Supongamos que la ciencia no fuera imprescindible para el mantenimiento de la máquina productiva en la economía actual. Y supongamos también que los recortes del gasto en ciencia no tuvieran efectos funestos a medio plazo. Aun así habría un poderoso argumento para alentar el gasto en investigación en tiempos de dura crisis: no por su valor potencial para la producción de nuevos objetos ni tampoco por su valor estratégico, sino por su valor económico directo.

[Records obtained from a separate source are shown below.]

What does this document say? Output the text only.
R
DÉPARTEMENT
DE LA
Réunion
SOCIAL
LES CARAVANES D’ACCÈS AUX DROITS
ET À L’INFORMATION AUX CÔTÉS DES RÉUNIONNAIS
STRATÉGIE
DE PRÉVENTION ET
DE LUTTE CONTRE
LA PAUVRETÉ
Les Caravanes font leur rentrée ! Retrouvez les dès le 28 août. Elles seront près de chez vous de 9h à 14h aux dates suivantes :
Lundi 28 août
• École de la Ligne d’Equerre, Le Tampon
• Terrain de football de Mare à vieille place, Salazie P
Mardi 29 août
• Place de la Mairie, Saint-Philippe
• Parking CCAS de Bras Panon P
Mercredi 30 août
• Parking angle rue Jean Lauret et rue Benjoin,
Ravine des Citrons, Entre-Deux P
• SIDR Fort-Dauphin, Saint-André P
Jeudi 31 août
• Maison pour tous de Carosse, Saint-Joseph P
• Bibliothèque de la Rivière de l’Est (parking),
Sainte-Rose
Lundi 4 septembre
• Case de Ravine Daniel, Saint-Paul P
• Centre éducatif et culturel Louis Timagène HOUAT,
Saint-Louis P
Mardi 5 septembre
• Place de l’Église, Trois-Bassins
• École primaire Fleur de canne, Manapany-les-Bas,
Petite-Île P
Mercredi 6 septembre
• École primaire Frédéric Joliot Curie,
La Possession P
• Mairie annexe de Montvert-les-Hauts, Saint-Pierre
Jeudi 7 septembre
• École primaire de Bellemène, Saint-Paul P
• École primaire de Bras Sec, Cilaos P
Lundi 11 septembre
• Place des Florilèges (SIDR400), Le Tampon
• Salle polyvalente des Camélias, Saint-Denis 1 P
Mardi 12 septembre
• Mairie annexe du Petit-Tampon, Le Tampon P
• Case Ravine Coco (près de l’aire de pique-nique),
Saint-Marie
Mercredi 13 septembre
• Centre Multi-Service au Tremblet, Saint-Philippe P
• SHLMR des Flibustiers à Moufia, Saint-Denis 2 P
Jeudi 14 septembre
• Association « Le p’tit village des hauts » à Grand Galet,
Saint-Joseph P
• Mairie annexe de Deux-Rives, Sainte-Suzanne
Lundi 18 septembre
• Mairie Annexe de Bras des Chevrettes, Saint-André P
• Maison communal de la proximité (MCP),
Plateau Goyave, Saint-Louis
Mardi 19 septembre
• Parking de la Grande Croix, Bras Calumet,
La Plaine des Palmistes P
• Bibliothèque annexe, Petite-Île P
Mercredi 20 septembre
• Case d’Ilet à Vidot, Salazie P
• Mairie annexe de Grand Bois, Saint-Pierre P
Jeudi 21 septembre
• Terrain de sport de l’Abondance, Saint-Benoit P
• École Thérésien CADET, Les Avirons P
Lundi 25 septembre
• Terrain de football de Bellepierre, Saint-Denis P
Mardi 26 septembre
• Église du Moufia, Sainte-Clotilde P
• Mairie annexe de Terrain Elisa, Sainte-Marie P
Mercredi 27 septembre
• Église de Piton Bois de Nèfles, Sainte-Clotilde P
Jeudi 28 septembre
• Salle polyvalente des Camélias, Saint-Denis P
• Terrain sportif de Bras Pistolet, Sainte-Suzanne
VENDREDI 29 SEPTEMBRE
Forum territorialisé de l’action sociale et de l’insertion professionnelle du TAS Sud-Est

Imaginemos que, llevados por la necesidad de reducir el déficit público y de ahorrar dinero en actividades supuestamente poco productivas, decidiéramos dejar de gastar miles de millones (públicos y privados) en los deportes de masas. Sería una locura: el deporte no solo es un bien cultural para la población y tiene efectos beneficiosos para otros sectores de la economía (salud, turismo, comercio, hostelería, etc.), sino que además es una actividad de valor económico por sí misma: genera servicios de gran valor añadido y hace que circulen enormes cantidades de dinero en inversiones, salarios y gastos de consumo. Por muy mal que fuera la economía, una sociedad sana no se podría permitir renunciar a un tipo de actividad de tanto valor.
Pues lo mismo pasa con la ciencia. Nos gusta saber cómo es el mundo, cuánta vida hay en el universo, cómo se comporta el planeta Tierra o cómo es la cara oculta de la Luna, y queremos encontrar la mejor forma de curar el cáncer, de acabar con el calentamiento global o con el hambre en el mundo. Todo esto nos interesa al menos casi tanto como nos interesan los resultados de la Liga de fútbol. Y gracias a ese interés hemos creado un conglomerado de actividades e infraestructuras científicas (universidades, laboratorios, satélites, plataformas espaciales…) que no tienen nada que envidiar a las del deporte de masas. Necesitamos mantener todo ese tinglado, no solo porque de él depende nuestro futuro ni porque de él dependa la capacidad innovadora en casi cualquier otro sector de la economía (incluido el de las actividades deportivas), sino porque la actividad científica mueve millones de puestos de trabajo y miles de millones de euros en torno a unos fines por los que deberíamos estar dispuestos a pagar.